The TVN24 network was publicly pleased with the announcement of the veto, stating that the Polish president has chosen “to finally preserve good relations with the United States.”

Last summer, State Department spokesman Ned Price had also warned that Poland, as a NATO partner, is a country obliged to demonstrate and commit to democratic principles, but the nationalist party in the Government Law and Justice (PiS), with an absolute majority since 2015, had set itself the objective of reducing the influence of foreign media in the country and has reacted only after the last pressures. White House sources have confirmed that the United States Trade Delegate in Warsaw, Bix Aliu, had personally asked Duda to veto the rule. “We hope that President Duda will act on his previous statements and use his leadership to protect freedom of expression and business in his country,” Aliu said.

‘I refuse to sign the amendment on radio and television and return it to Parliament for further consideration. This means that I am vetoing it, “explained President Duda, in a televised statement to the nation, about his veto of the new law, which, once approved, would prevent companies outside the European Economic Union from having a majority stake in the Polish media. “The people I have spoken to are concerned about the situation, they have different arguments. They have spoken to me of peace and tranquility … we do not need a new conflict, a new problem. We already have many, “the president justified his decision.

Following the veto of Duda, the former Polish Prime Minister and former President of the European Council, Donald Tusk, which heads the opposition Civic Platform party, argued that the veto shows that “applying pressure makes sense.”

Aggression on Ukraine

In parallel to these reactions, the Secretary of State of the United States, Antony Blinken, assured yesterday to the Polish Foreign Minister Zbigniew Rau, that Russia will face “serious consequences” in the event of an aggression against Ukraine.
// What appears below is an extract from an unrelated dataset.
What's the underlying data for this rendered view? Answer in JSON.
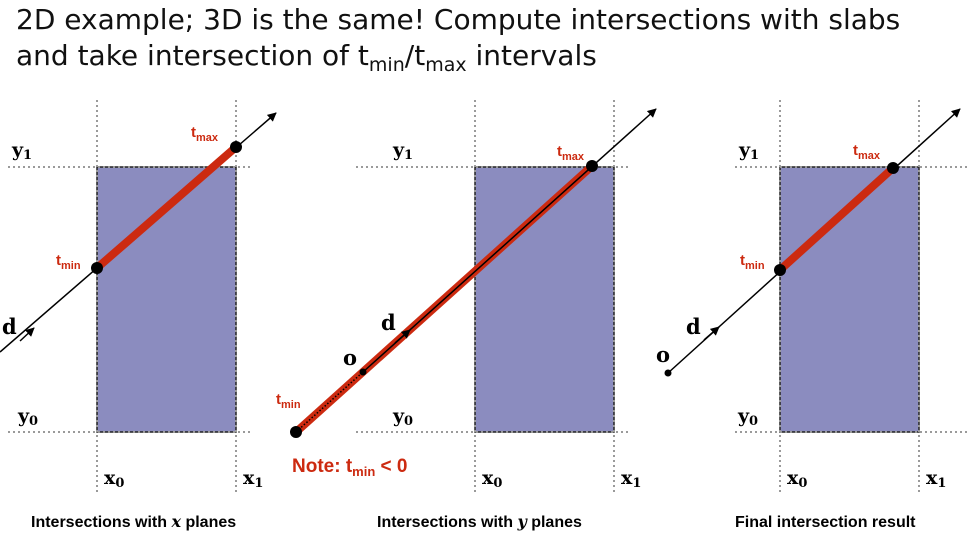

In a telephone call made late on December 28 and at the request of the US Administration, according to the Polish Foreign Ministry, “the heads of Polish and US diplomats discussed the current security situation in Europe, including the escalation of actions by the Russian Federation against Ukraine, as well as the hybrid attack by Belarus on the border with Poland. “Secretary Blinken reiterated President Biden’s words about the strong reaction of the United States. And its allies in the event of an aggression against sovereignty and territorial integrity, “the statement insists.

Poland, on the other hand, is about to hold the rotating chairmanship of the OSCE, platform on which the dialogue between Russia and the United States will take place during the next semester.